Needless to say, I was pretty surprised, I didn't know Steam accounts could expire. Sure enough the e-mail looks legit, it's mailed from firstname.lastname@example.org, didn't get caught by GMail's spam filter, and the corporate footer looks clean enough. If you have an eye for detail you might notice that there is a space missing here: "click here,login".
Let's check where this link leads to:
"cafe.steampowered.com" certainly looks okay, but now it becomes clear that the state variable has been tampered with. It certainly points to an external script, and putting it in the "phising" folder really doesn't look good... let's open the link. Here's how it looks in Chrome:
And sure enough, the page looks messed up. Let's look at the generated html source:
The phishers have now a fully working script tag injected in the source. Let's see what's in there:
Basically, the phisher is replacing the document body with an iframe which points to an evil url. Let's take a look at that url:
Sure enough, it's a fake Steam login page.
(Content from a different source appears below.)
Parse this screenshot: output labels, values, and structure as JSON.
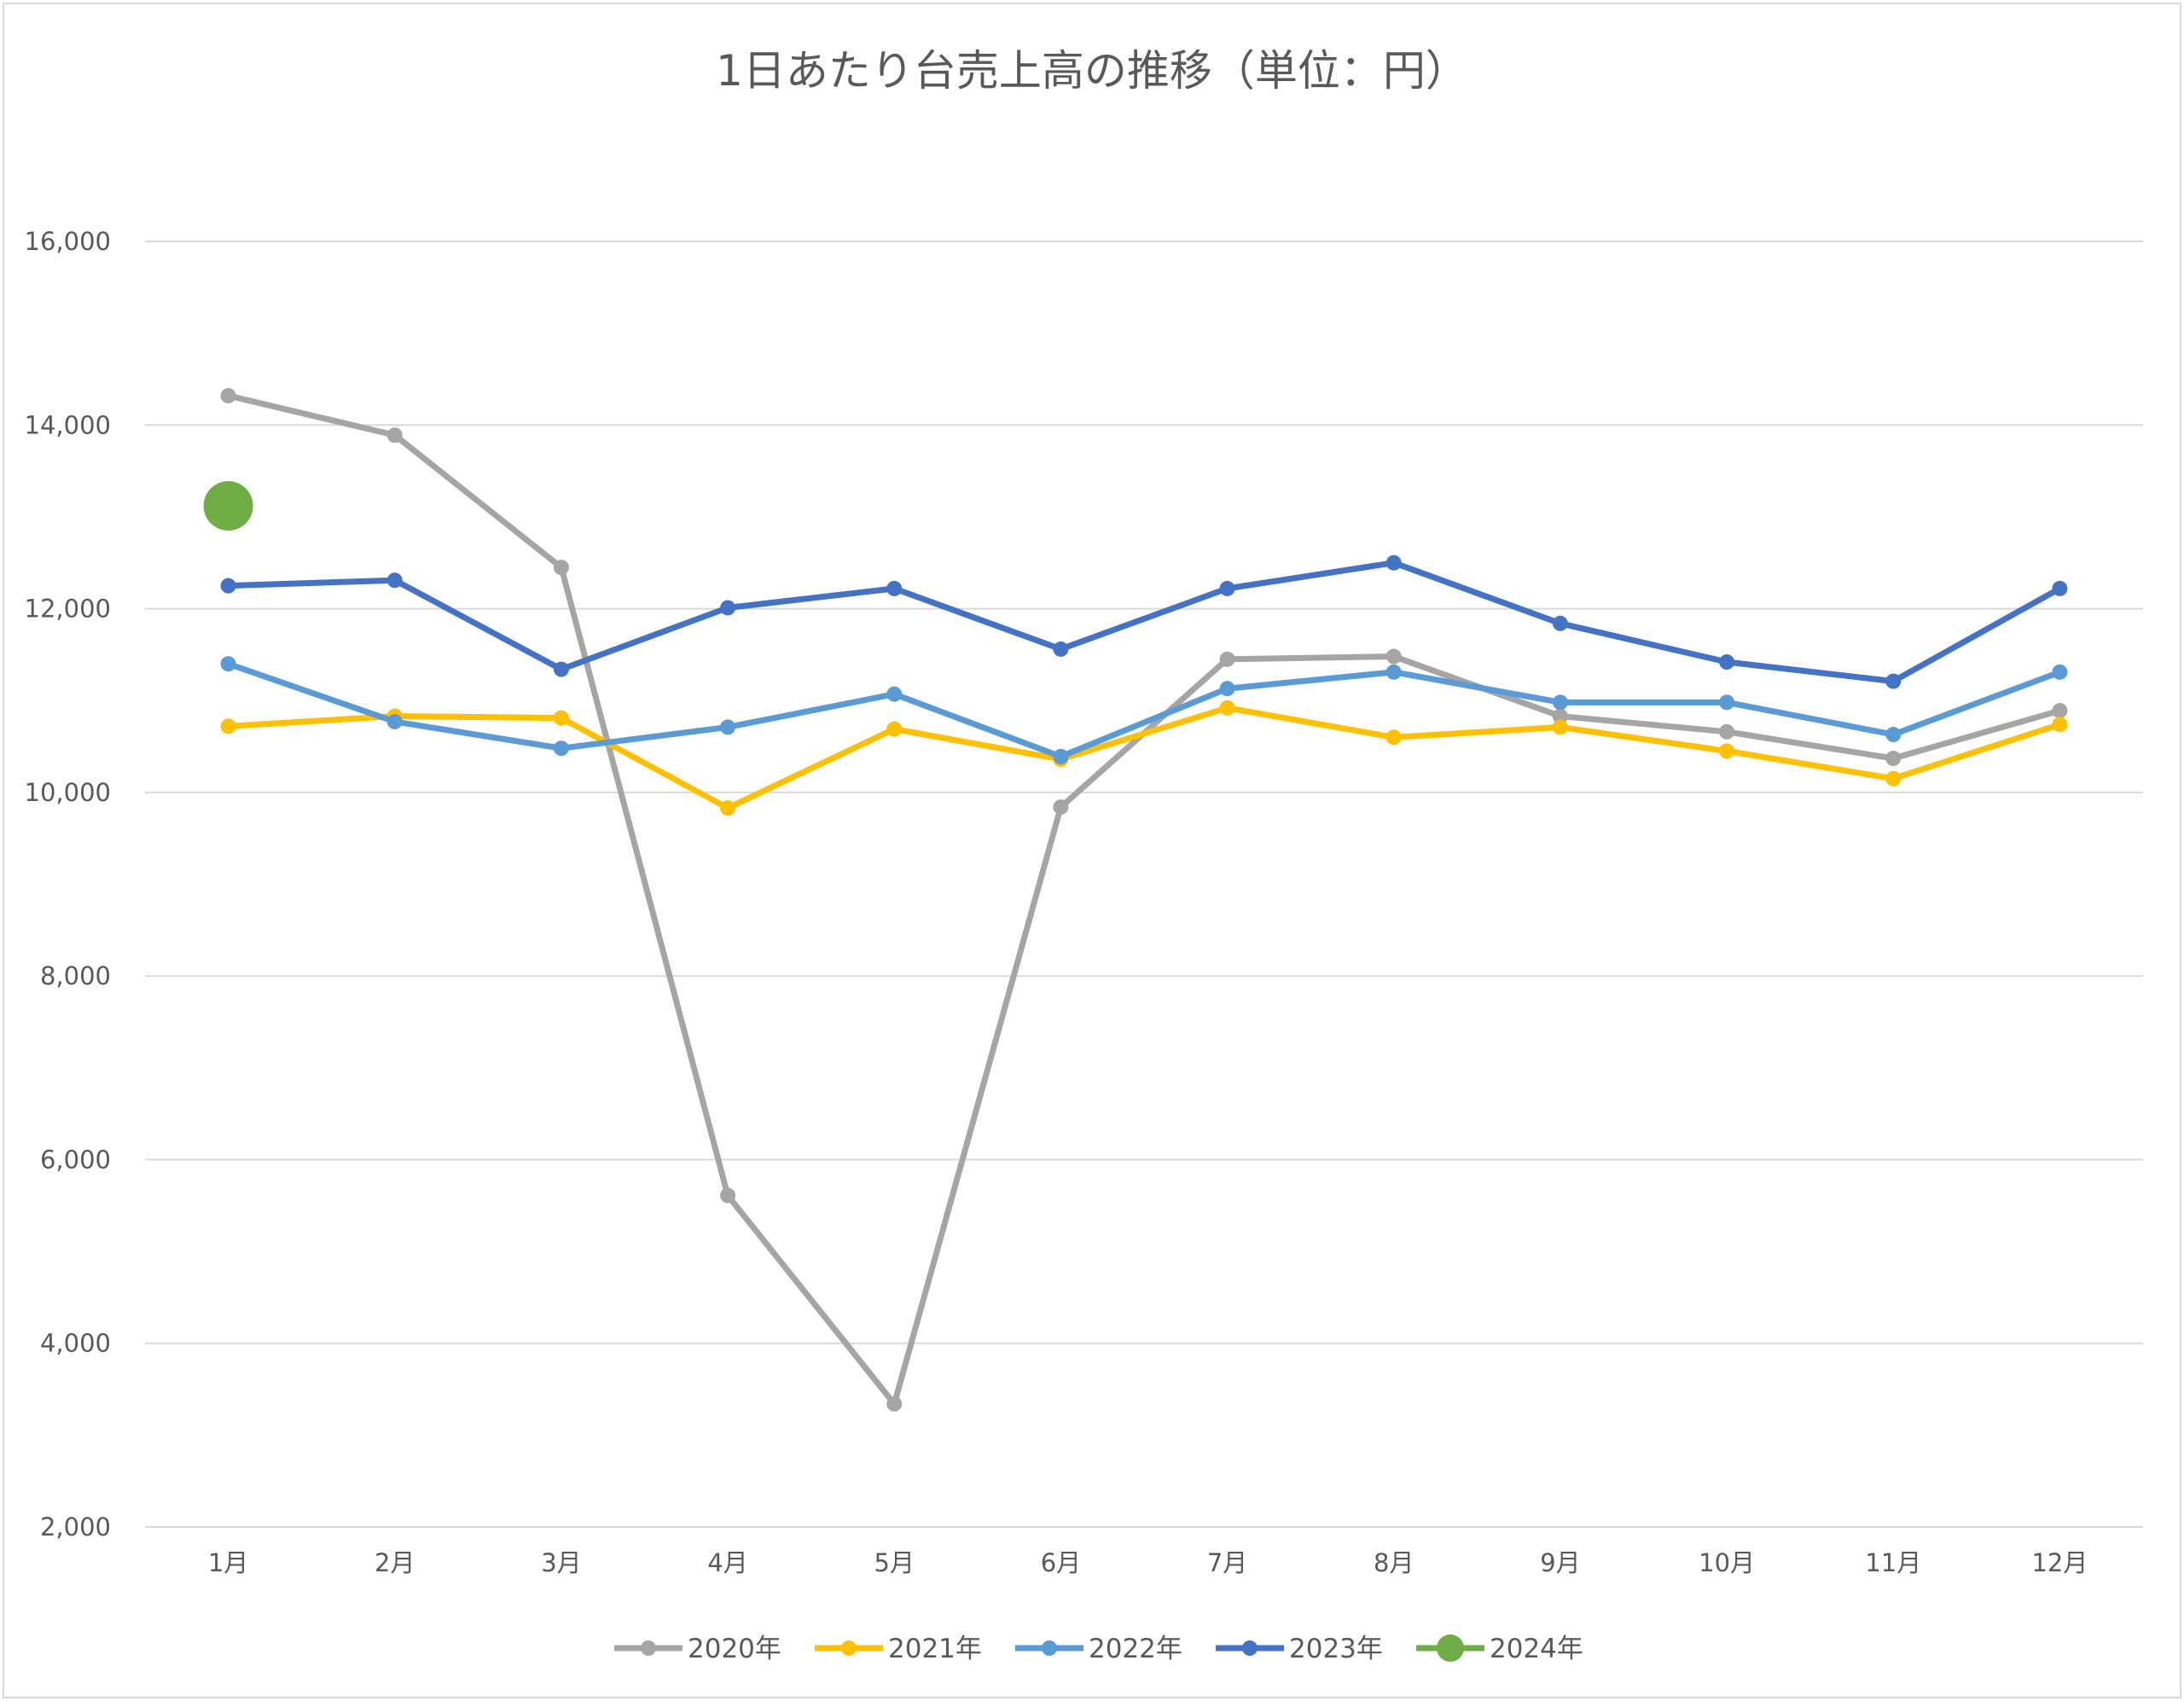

Now you might have noticed that the phisher's attack method wasn't working in my Chrome. Using Firefox, on the same machine, opening the URL from the mail immediately gives:
So, what have we learned?
- Always check mails for spelling mistakes.
- Always check mail and browser URLs for suspicious content.
- If available: trust your spam/phishing filter.
- If you're asked to re-enable your account and you get redirected to a general login page (like the fake on we saw), you can always open a new tab and go to steampowered.com (or other website) by typing it yourself and login that way.
Which actions should be taken?
- Chrome, Firefox and others should detect this evil site as a phishing site (they detect most of them already, but new ones take a while before they get picked up).
- GMail's spam filter failed here, I reported the e-mail as a phishing scam.
- Steam has an XSS exploit in their site which they should fix as soon as possible. Never say that "XSS exploits aren't that dangerous"!